Napkin Problem 6: In-memory Search

Mar 2020

This is an edition of the Napkin Math newsletter, where you'll receive an occassional problem to practise your order-of-magnitude calculations. You can subscribe through email.

Napkin friends, from near and far, it’s time for napkin problem number 6!

As always, consult sirupsen/napkin-math to solve today’s problem, which has all the resources you need. Keep in mind that with napkin problems you always have to make your own assumptions about the shape of the problem.

Problem 6

Quick napkin calculations are helpful to iterate through simple, naive solutions and see whether they might be feasible. If they are, it can often speed up development drastically.

Consider building a search function for your personal website which currently doesn’t depend on any external services.
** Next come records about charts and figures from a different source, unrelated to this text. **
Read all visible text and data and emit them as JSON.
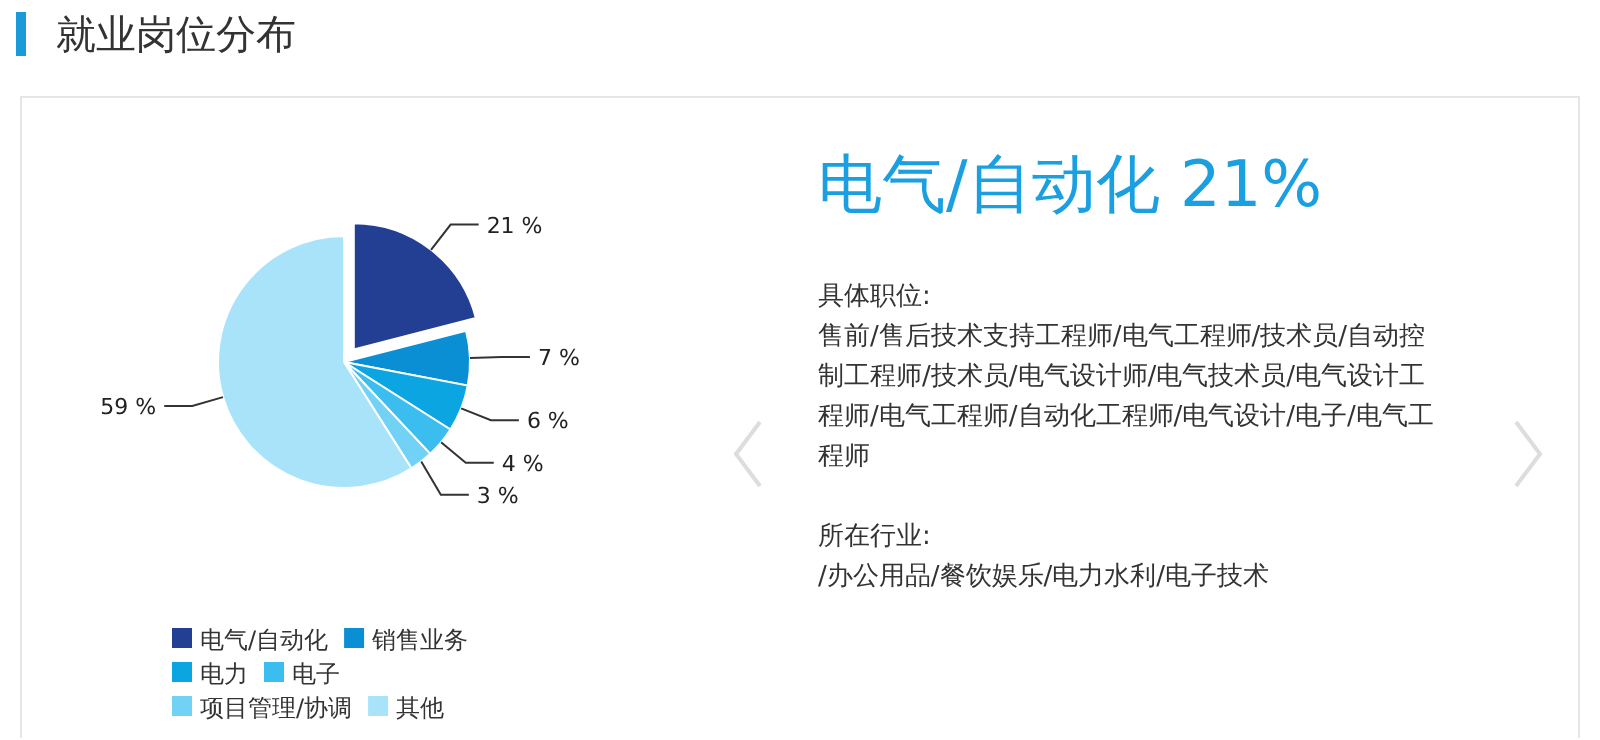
{
  "chart_data": [
    {
      "type": "pie",
      "title": "就业岗位分布",
      "categories": [
        "电气/自动化",
        "销售业务",
        "电力",
        "电子",
        "项目管理/协调",
        "其他"
      ],
      "values": [
        21,
        7,
        6,
        4,
        3,
        59
      ],
      "colors": [
        "#233f94",
        "#0b8fd4",
        "#0ba6e2",
        "#3bbdf0",
        "#72d2f5",
        "#a9e3fa"
      ],
      "value_labels": [
        "21 %",
        "7 %",
        "6 %",
        "4 %",
        "3 %",
        "59 %"
      ],
      "legend": "bottom left"
    },
    {
      "type": "other",
      "title": "电气/自动化 21%",
      "annotations": [
        "具体职位:",
        "售前/售后技术支持工程师/电气工程师/技术员/自动控制工程师/技术员/电气设计师/电气技术员/电气设计工程师/电气工程师/自动化工程师/电气设计/电子/电气工程师",
        "所在行业:",
        "/办公用品/餐饮娱乐/电力水利/电子技术"
      ]
    }
  ]
}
Do you need one, or can you do something ultra-simple, like loading all articles into memory and searching them with Javascript? Can NYT do it?

Feel free to reply with your answer, would love to hear them! Mine will be given in the next edition.
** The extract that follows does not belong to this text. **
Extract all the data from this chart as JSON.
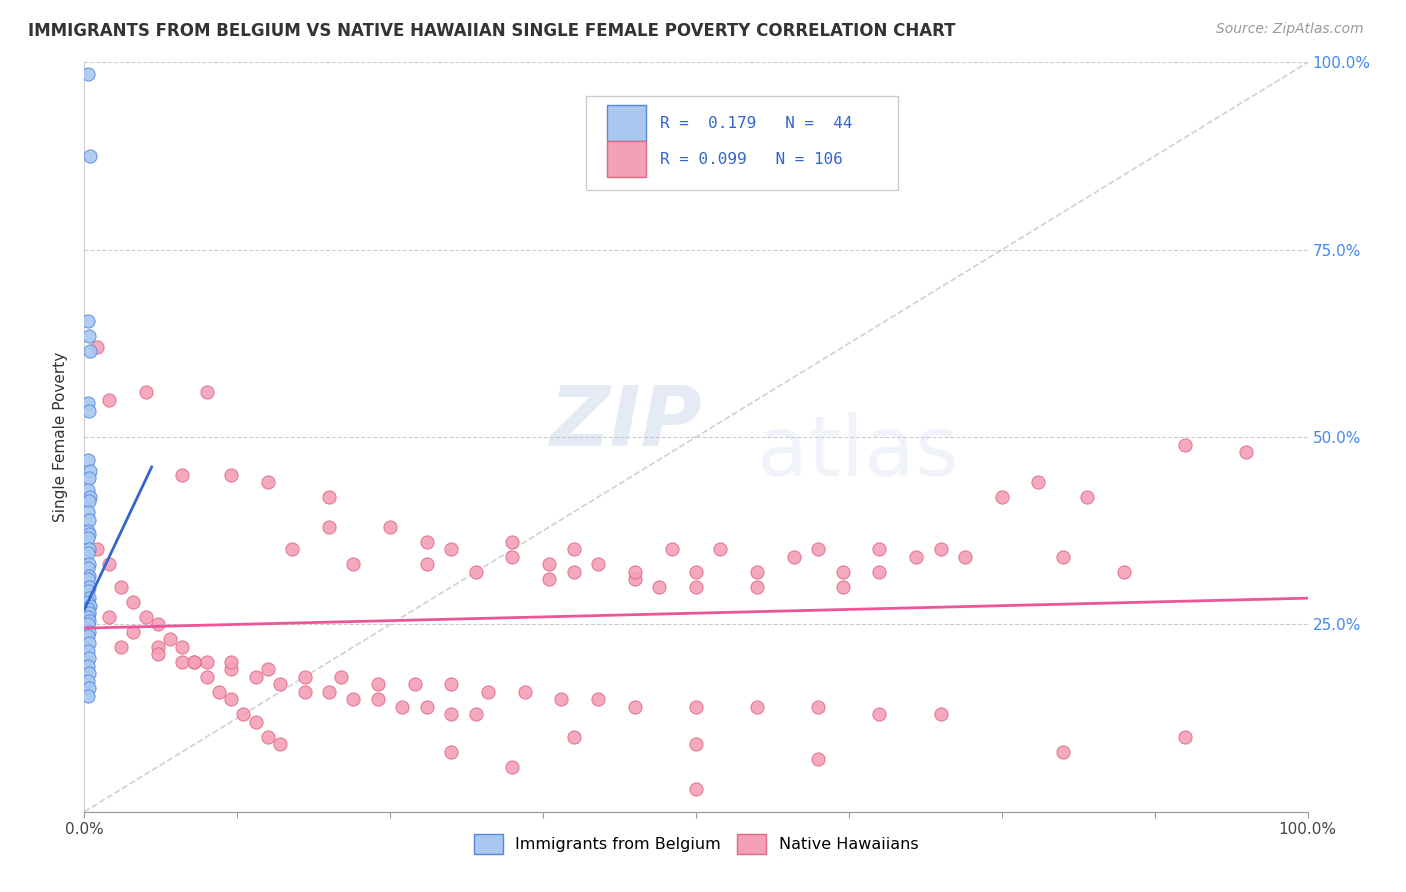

Answer is available in the next edition.

Answer to Problem 5

The question is explained in depth in the past edition. Please refresh your memory on that first! This is one of my favourite problems in the newsletter so far, so I highly recommend working through it – even if you’re just doing it with my answer below.

(1) When each 16 KiB database page has only 1 relevant row per page, what is the query performance (with a LIMIT 100)?

This would require 100 random SSD access, which we know from the resource to be 100 us each, so a total of 10ms for this simple query where we have to fetch a full page for each of the 100 rows.

(2) What is the performance of (1) when all the pages are in memory?

We can essentially assume sequential memory read performance for the 16Kb page, which gets us to (16 KiB / 64 bytes) * 5 ns =~ 1250 ns. This is certainly an upper-bound, since we likely won’t have the traverse the whole page in memory. Let’s round it to 1 us, giving us a total query time of 100 us or 0.1ms, or about 100x faster than (1).

In reality, I’ve observed this many times where a query will show up in the slow query log, but subsequent runs will be up to 100x faster, for exactly this reason. The solution to avoid this is to change the primary key, which we can now get into…

(3) What is the performance of this query if we change the primary key to (shop_id, id) to avoid the worst case of a product per page?

Let’s assume each product is ~128 bytes, so we can fit 16 Kib / 128 bytes = 2^14 bytes / 2^7 bytes = 2^7 = 128 products per page, which means we only need a single read.

If it’s on disk, 100 us, and in memory (per our answer to (2)) around 1 us. In both cases, we improve the worst case by 100x by choosing a good primary key.